Por mais que eu ame um Agents of S.H.I.E.L.D. (a série deu um pulo estratosférico de qualidade, sério) e adore alguns episódios de Gotham, não deixo de notar que eles seguem uma linha bem padronizada. Nada de errado seguir uma fórmula quando ela funciona, é aquela coisa: eu nunca trocaria meu arroz e feijão bem temperado por um prato gourmet sem sabor algum.

Mas é aí que está o problema, não dá pra viver só de arroz e feijão, e por isso eu preciso de Legion, que é tipo a batata frita no meu prato, sempre bem vinda e pode ser feita de várias formas. Agora vamos falar da série porque eu já tô com fome.

Leia mais: “E houve boatos que Agents of S.H.I.E.L.D. estava na pior”

Já falei antes como Legion poderia ser uma das maiores surpresas do ano. Criada por Noah Hawley, responsável por Fargo, outra série maravilhosa que se tornou uma das minhas favoritas, Legion estava no topo da minha lista de espera para lançamentos de 2017.

A produção se passa no universo mutante dos X-Men e conta a história de David Haller. Cansado de ouvir as vozes em sua cabeça, Haller vive em um centro de tratamento da saúde mental, onde passa pela rotina diária de tomar medicamentos e ser avaliado psiquiatricamente. Mas algumas pessoas acham que ele tem mais do que um distúrbio mental, mas sim poderes impressionantes. Logo a série dá lugar para salas de interrogatório, agentes do governo, instalações militares e muitas, mas muitas duvidas na cabeça de quem assiste.

E agora que a primeira temporada acabou, posso dizer que valeu a pena esperar.

A temporada teve oito episódios, cada um mais intenso que o anterior. A jornada de David foi construída com cuidado, usando os três primeiros episódios dentro do instituto Summerland para desenvolver melhor os personagens antes que a ação tomasse conta.

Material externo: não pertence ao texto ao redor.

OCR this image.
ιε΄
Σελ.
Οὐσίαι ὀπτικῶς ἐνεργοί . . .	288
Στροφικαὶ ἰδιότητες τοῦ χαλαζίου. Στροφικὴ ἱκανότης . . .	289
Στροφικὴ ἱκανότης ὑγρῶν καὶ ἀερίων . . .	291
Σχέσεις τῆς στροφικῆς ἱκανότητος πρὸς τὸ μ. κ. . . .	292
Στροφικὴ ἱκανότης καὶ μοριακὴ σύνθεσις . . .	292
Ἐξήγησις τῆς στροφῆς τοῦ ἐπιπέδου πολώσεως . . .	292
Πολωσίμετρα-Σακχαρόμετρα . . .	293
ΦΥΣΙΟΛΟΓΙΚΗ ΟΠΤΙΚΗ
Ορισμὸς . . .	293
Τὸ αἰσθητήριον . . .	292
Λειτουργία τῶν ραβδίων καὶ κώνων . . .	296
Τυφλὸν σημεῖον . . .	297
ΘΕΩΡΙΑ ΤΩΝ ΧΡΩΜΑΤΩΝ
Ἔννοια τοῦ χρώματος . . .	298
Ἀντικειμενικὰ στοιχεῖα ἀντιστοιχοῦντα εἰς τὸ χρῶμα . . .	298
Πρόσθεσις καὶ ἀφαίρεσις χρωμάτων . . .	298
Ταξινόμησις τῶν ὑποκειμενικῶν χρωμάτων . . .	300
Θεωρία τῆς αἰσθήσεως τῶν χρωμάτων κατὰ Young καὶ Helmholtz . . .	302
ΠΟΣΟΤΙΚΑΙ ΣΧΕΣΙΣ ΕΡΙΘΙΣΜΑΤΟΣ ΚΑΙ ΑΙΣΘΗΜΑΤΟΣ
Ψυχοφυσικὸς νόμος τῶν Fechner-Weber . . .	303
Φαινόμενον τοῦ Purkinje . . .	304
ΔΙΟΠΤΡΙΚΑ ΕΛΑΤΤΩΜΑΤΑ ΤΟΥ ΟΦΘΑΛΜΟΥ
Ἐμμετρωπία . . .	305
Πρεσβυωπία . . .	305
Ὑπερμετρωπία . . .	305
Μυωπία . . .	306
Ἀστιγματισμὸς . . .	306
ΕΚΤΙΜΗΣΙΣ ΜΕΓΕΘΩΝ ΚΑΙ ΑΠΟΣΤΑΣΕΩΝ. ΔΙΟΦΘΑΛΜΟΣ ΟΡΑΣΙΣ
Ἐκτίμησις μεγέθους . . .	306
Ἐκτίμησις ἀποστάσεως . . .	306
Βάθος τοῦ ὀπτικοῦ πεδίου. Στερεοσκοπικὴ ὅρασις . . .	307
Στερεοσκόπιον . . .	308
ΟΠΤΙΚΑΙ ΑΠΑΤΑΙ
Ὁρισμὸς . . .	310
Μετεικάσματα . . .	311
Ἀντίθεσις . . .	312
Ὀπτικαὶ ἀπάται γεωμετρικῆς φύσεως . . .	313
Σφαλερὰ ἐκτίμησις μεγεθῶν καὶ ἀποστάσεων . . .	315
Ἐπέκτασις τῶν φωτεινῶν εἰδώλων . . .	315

E o elenco é um acerto gigantesco. Dan Stevens como David consegue transmitir toda a paranoia que um personagem atormentado como este carrega, e quando ele tem que soltar sua raiva, é sempre lindo de ver.

Syd (Rachel Keller), Cary (Bill Irwin), Ptonomy (Jeremie Harris) e Kerry (Amber Midthunder) são alguns dos residentes de Summerland, cada um com habilidades e características interessantes que mantêm o público curioso. O que Ptonomy pode fazer? Com funciona essa relação Cary x Kerry?

Jean Smart é Melanie Bird, uma das personagens mais misteriosas da série, ao lado de Oliver (Jemaine Clement, excelente como sempre). A relação deles é a mais trágica da série, rendendo os momentos mais tocantes da temporada.

Mas é claro que a estrela da série é Aubrey Plaza como Lenny, a grande antagonista de David. Plaza tem carisma e atua bem o suficiente pra te cativar e assustar ao mesmo tempo. Sigo o trabalho dela desde Parks and Recreation e posso dizer que esse é facilmente o seu melhor, talvez melhor que o de muita gente nos últimos anos. Ela é assustadoramente convincente e se não levar um Emmy, NO MÍNIMO, é atestado de que o mundo já pode explodir.

Mas não é só no elenco que a série acerta. Toda a produção tem um ótimo tratamento, com direção de arte como poucas séries se dedicam a ter. Só posso comparar com algo no nível de Sherlock, com suas transições e escolhas criativas para execução de alguma cena. A forma como conseguiram transmitir a insanidade de David é bem convincente, ainda mais se você largar tudo que estiver fazendo e realmente prestar atenção em cada pedaço desse quebra-cabeça, cada vez que algo passa rápido na sua frente ou uma bola de pingue pongue está batendo ou uma caixa de música toca quando David está no seu limite. Muita gente ficou sem entender algumas partes da série, mas essa é a intenção de Legion, usando um narrador nada confiável, uma história contada de forma não linear e a forma como brinca com sua expectativa.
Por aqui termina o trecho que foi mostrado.